I see several teams with large minibots, with large wheels. To me, it just doesn't make sense. I'd like to show a simple physics calculation that says why. I'll present it in an easy-to-read format, in case pages full of equations confuse you (like they confuse me sometimes).
As Mark Leon says, "Do the math." In this exercise, be aware that I'll jump back and forth between English and Metric units. Anyone who has completed high-school physics should be able to follow along. For clarity, I don't present unit conversions. I like using
www.convert-me.com when I need one quick.
In Physics, Work is the product of Force and Distance. In equation form: Work=Force*Distance. Furthermore, Power = Work/Time. So, to minimuze the time, you want to minimize the work. Make sense? The distance is fixed (90some inches to the top of the pole), so you have to minimize the force, which in this case, is the force of gravity (weight) pulling down on the minibot. Every gram of mass you add that isn't necessary is slowing you down!
So, for an example calculation, let's assume a minimal mass (and weight) minibot, that weighs 2.5 pounds (lbf). I think this is possible to achieve, if the gear-heads are removed from the motors, small rollers are used instead of wheels, and light weight construction techniques are employed. Why remove the gear-heads? Well, if we had a higher angular (rotational) speed, we could use a smaller wheel and get the same liner speed. Also, the gear-heads have internal frictional inefficiencies, which is basically robbing the mini bot of power. Think of it this way. Would you put 20W50 oil made for a diesel truck into a sport bike? Would you drive a Corvette with half the spark plug wires removed?

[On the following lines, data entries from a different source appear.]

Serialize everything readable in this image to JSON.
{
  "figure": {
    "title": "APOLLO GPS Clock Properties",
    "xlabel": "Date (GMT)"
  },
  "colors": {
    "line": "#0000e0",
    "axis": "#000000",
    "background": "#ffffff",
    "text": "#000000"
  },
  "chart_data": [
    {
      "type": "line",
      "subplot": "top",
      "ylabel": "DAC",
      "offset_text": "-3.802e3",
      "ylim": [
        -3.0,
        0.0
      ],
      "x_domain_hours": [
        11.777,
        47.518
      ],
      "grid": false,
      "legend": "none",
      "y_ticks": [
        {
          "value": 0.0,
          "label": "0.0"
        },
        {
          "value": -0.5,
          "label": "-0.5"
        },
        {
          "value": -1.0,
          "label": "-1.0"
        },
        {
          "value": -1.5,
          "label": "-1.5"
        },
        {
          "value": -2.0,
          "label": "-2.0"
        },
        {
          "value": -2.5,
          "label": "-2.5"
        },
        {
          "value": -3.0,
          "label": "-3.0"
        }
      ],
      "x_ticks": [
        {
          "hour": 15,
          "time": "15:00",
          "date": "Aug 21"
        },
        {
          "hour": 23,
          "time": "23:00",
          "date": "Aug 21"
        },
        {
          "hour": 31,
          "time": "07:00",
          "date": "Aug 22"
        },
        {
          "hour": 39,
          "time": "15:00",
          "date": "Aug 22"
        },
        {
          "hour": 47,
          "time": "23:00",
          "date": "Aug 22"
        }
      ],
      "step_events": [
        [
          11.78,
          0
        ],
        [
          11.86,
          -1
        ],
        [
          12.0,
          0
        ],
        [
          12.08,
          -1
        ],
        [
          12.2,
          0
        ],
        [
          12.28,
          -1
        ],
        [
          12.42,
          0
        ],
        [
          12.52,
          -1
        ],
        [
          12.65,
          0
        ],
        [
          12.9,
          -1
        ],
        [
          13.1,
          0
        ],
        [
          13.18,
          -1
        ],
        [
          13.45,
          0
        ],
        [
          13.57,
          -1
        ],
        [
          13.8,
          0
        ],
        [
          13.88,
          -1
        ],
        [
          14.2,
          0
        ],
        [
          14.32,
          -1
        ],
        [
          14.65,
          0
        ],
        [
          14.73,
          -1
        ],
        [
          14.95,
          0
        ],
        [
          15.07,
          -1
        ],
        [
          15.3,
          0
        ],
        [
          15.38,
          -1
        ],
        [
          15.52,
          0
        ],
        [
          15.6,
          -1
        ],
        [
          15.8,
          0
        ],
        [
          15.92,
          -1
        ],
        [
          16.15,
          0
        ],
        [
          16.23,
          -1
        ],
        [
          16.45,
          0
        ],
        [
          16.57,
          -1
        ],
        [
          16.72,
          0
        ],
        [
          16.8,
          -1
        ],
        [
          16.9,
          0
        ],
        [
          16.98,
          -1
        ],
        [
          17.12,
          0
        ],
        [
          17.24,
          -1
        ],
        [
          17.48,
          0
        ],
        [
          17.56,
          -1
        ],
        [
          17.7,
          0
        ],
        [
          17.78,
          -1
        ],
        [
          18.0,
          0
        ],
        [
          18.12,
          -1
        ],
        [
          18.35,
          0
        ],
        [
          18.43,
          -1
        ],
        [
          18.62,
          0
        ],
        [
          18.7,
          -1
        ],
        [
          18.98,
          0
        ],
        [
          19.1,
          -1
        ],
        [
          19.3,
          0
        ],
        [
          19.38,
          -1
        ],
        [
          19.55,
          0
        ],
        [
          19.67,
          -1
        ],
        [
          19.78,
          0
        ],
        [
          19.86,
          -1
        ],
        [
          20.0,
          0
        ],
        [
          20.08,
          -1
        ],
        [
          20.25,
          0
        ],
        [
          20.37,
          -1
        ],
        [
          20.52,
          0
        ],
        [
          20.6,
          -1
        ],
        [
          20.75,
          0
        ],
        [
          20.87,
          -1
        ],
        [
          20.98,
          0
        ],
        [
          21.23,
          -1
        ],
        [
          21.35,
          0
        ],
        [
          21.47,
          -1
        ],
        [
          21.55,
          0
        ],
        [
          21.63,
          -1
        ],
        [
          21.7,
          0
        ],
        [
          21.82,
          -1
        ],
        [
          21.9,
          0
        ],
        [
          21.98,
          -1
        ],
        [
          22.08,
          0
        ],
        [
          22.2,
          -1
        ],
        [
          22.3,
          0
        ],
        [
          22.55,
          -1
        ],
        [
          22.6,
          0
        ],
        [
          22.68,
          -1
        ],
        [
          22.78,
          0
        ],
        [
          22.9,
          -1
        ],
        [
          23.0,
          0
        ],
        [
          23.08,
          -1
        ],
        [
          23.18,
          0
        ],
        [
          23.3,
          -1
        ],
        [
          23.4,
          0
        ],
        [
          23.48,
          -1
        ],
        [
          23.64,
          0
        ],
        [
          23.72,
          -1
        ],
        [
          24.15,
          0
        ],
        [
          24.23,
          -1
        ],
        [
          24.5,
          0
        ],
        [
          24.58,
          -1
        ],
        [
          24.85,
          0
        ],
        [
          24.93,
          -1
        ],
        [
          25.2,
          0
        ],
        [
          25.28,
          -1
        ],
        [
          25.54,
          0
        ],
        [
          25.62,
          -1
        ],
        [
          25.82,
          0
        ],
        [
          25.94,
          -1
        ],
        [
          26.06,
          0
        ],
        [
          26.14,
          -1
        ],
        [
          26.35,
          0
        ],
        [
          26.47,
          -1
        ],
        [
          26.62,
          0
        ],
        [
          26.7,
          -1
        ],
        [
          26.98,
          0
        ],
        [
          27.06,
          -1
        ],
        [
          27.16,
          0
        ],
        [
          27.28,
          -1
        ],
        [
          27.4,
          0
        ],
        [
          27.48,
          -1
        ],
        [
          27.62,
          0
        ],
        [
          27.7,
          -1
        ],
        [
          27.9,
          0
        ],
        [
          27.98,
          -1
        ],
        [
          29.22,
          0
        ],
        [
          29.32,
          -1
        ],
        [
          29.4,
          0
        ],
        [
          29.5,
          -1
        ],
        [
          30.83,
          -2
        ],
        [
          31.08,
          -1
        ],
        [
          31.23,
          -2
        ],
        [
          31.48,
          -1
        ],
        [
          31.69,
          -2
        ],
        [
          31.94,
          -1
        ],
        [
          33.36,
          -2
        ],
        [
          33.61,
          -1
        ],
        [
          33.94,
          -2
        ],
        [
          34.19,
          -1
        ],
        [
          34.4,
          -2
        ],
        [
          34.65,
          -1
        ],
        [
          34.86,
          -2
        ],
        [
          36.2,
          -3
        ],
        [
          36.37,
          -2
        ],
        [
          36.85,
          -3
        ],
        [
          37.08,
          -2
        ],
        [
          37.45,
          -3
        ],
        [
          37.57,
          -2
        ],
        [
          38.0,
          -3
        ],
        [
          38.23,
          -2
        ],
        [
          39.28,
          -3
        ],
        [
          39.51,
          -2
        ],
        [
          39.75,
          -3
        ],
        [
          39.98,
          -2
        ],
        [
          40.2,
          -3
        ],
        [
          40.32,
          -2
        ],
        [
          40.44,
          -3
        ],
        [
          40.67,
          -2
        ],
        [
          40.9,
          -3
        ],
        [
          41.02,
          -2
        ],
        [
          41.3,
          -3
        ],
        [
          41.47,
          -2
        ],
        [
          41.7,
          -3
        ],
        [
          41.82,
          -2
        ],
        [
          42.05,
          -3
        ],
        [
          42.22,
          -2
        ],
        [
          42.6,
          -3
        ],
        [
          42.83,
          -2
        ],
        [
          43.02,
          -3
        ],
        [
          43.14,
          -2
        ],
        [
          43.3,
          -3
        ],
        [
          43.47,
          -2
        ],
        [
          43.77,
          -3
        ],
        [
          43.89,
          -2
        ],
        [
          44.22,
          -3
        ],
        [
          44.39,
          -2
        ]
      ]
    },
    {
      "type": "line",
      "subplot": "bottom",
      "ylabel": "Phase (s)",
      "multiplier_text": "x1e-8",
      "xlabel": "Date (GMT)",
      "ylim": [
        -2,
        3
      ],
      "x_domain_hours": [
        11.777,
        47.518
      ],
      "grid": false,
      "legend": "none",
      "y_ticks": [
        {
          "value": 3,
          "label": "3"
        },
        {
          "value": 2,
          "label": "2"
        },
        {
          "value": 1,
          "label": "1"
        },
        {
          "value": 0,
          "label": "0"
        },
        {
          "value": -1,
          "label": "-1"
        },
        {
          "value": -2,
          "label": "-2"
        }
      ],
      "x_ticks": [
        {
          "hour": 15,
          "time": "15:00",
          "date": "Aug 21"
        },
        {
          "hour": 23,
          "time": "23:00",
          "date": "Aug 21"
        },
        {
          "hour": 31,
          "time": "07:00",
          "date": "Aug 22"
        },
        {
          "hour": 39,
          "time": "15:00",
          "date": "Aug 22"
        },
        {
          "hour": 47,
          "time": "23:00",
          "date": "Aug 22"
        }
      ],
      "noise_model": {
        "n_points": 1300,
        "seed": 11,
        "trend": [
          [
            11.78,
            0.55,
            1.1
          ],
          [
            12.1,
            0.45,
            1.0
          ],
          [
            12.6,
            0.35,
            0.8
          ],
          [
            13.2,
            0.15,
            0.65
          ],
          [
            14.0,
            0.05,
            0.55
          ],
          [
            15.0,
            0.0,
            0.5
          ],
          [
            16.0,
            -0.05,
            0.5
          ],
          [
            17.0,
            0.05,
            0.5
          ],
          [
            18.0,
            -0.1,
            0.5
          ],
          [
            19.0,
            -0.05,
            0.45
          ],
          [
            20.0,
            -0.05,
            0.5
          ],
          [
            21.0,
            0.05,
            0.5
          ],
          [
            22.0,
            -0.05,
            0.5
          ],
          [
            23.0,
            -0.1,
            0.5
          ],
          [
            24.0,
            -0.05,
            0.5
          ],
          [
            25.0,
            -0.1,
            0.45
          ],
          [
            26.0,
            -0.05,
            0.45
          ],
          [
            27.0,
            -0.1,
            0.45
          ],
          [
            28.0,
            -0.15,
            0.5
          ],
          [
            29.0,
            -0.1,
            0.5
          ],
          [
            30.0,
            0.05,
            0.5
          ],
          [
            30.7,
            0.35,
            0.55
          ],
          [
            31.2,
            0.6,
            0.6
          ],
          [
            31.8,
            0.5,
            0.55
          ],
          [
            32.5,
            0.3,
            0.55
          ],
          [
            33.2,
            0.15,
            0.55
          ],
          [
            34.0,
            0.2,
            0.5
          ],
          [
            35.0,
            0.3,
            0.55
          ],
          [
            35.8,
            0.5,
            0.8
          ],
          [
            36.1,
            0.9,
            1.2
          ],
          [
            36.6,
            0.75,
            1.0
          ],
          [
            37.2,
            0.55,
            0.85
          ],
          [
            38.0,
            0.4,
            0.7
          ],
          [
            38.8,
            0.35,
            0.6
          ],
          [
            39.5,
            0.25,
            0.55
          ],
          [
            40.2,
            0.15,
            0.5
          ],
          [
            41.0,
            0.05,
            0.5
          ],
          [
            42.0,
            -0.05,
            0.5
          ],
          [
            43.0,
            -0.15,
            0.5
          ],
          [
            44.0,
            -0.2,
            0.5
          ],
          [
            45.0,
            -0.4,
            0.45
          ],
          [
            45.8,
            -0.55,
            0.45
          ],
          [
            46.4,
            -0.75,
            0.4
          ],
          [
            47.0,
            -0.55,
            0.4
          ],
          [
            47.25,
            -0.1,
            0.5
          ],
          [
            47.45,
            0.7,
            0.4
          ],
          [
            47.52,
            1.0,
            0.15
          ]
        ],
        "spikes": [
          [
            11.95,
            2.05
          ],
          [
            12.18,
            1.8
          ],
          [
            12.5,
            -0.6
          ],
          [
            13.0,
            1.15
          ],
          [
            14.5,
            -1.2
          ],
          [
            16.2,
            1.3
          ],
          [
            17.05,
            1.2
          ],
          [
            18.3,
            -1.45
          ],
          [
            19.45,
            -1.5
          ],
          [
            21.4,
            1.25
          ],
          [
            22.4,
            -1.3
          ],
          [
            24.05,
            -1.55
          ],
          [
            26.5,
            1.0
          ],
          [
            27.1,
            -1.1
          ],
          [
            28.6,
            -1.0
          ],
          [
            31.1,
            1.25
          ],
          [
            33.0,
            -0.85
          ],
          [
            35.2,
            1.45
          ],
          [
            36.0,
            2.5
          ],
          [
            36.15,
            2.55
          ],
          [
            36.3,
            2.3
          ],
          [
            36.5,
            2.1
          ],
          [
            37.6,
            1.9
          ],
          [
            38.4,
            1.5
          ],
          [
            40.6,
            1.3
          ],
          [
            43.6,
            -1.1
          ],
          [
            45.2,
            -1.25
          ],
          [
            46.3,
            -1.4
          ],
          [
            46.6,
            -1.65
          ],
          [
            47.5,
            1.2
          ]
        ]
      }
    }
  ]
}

Each motor, with the gearhead removed, has a peak power of approximately 16 Watts, as indicated by this dynomometer test CD User Richard performed.
http://www.chiefdelphi.com/forums/sh...8&postcount=15
We are allowed two motors. This means, the minibot, as a whole, has a peak power of 32 Watts (assuming no inefficiencies). If we convert this to English units, it equates to 23.6 Foot-Pounds Force per second (ft-lbf/s) of peak power.
Remember from above, that Power=Work/Time. Substituting in the equation for Work, we get Power=Force*Distance/Time. Let's rearrange to solve for Distance/Time, or in other words, speed. Distance/Time = Power/Force. Let's calculate: Distance/Time =Speed = (23.6 ft-lbf/s) / 2.5 lb. The result, after division, is 9.44 feet per second (ft/sec).
So what does the above calculation and result mean? It means that a minibot weighing 2.5 lbs could theoretically travel at a constant upward speed of 9.44 feet per second, reaching the top of the pole in approximately (or just longer than) 1 second! However, this is IF and ONLY IF it is designed to operate at the PEAK POWER point of the motors, as we assumed.
So how do we design a minibot to operate at the peak power point?
From the motor dyno curve, we can read off the graph that the torque one motor puts out at the peak power point, is approximately 45 milliNewton-meters, or 0.045 N-m, which is equivalent to approximately 0.4 lbf-in in the English system.
Now, Newton's laws tell us that if the minibot is moving up the pole at constant velocity, the friction force of its tires on the pole (and oppositely, of the pole on the tires) is equal to that of its weight. Let's make the assumption that each tire is directly driven by one motor (no gearhead), and the two tires share the friction (force) equally. Thus, the force on each tire is 1.25 pounds.
Let's recall the equation Torque=Force*Radius. Now, let's rearrange the torque equation to solve for Radius. Thus, Radius = Torque/Force. Substitute in our known values. Radius = (0.4 lbf-in) / (1.25 lb). The result, after division, is 0.32 inches.
So what does this mean?
It means that in the above calculation, we have optimized the design, by designing around the peak power point of the motor curve. In theory, if you have a minibot weighing 2.5 pounds, with two motors directly driving 0.64 inch diameter rollers, it will climb the pole at a speed of 9.44 feet per second after it has accelerated. In practice, we may see significant losses due to friction and whatnot. So, to be conservative, you should use a smaller diameter roller.
If anyone else would like to add to the above, please do. Special thanks to Ether and a couple other users whose names escape me for posting some similar example calculations in other threads.